Being Seen and the Value of Journaling

I’ve been writing all morning. Things I don’t want to put into the world. But I need to get the words out.

In No Exit, Estelle says that when she can’t see herself, she wonders if she really exists.

It’s not a flattering comparison on any level, I suppose. Not in the context of Sartre’s intentions – at least not in the context of traditional interpretations of the character.

But I can only examine the validity of my thoughts when I dare to make room for a sort of reflection.

Inez tells Estelle to see herself reflected in Inez’s eyes: “I’m so tiny.”

There is an assumption that Estelle uses the mirror to make conscious adjustments to what she thinks other people see.

But what if what she sees is both the “ugly” truth that keeps her grounded and strong, and the acceptable facade: a kind of complexity of existence that requires reflection – a large-scale, unobstructed reflection.

Estelle is diminished without the mirror.

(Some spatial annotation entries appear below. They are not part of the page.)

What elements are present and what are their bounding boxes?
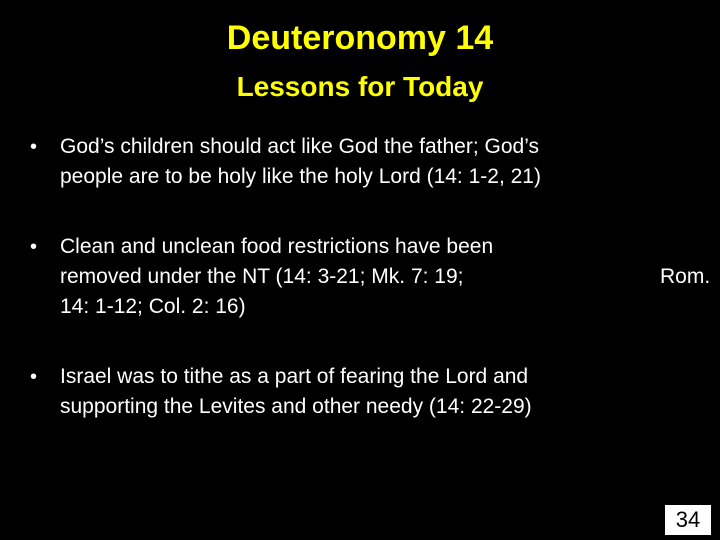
- bullet-text-line: 14: 1-12; Col. 2: 16): [60, 295, 246, 318]
- bullet-item: [30, 232, 711, 322]
- bullet-text-line: Israel was to tithe as a part of fearing the Lord and: [60, 365, 529, 388]
- bullet-text-line: God’s children should act like God the father; God’s: [60, 135, 540, 158]
- page-number: 34: [664, 504, 712, 536]
- slide-subtitle: Lessons for Today: [236, 71, 484, 102]
- bullet-icon: •: [30, 236, 38, 258]
- bullet-text-segment: removed under the NT (14: 3-21; Mk. 7: 19;: [60, 265, 464, 288]
- bullet-text-line: supporting the Levites and other needy (14: 22-29): [60, 395, 532, 418]
- bullet-text-line: [60, 262, 711, 292]
- bullet-text-line: Clean and unclean food restrictions have been: [60, 235, 494, 258]
- bullet-text-trailing: Rom.: [660, 265, 711, 288]
- bullet-icon: •: [30, 366, 38, 388]
- bullet-list: [30, 132, 711, 422]
- bullet-item: [30, 132, 695, 192]
- bullet-icon: •: [30, 136, 38, 158]
- bullet-text-line: people are to be holy like the holy Lord (14: 1-2, 21): [60, 165, 541, 188]
- slide-title: Deuteronomy 14: [226, 19, 494, 57]
- bullet-item: [30, 362, 695, 422]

I find it odd that so many approach No Exit with a collective sense of morality that Sartre himself rejected. If Sartre can get behind Stalin’s choices, surely he can get behind Estelle’s?

Maybe Garcon and Estelle are in Hell only because Inez convinces them of it. “I’m watching you,” she tells Garcon when he decides to have sex with Estelle.

Yeah, that’s a problem for him now? It wasn’t before.

How bourgeois.

A collective sense of morality exists in Hell.

Inez is the torturer after all.


Funny how, once a character is on the page, the author loses control.

Sometimes I stumble on my own writing – an old poem, or a bit of a journal entry – and it is completely foreign to me.

I wrote a draft of a novel once.
And realized that I am a poet: fragmented.

Shattered.


All these truths that rise and dive beneath the surface like sharks.

 

 

 

 

 

 




One response to “Being Seen and the Value of Journaling”

  1. I read my old journal entries as if observing a separate person from another life. Bardo experience comes alive in each reflection of my journal read from a new shore. My journal keeps me both sane and insane. I appreciated this post of yours as a slice of shared understanding.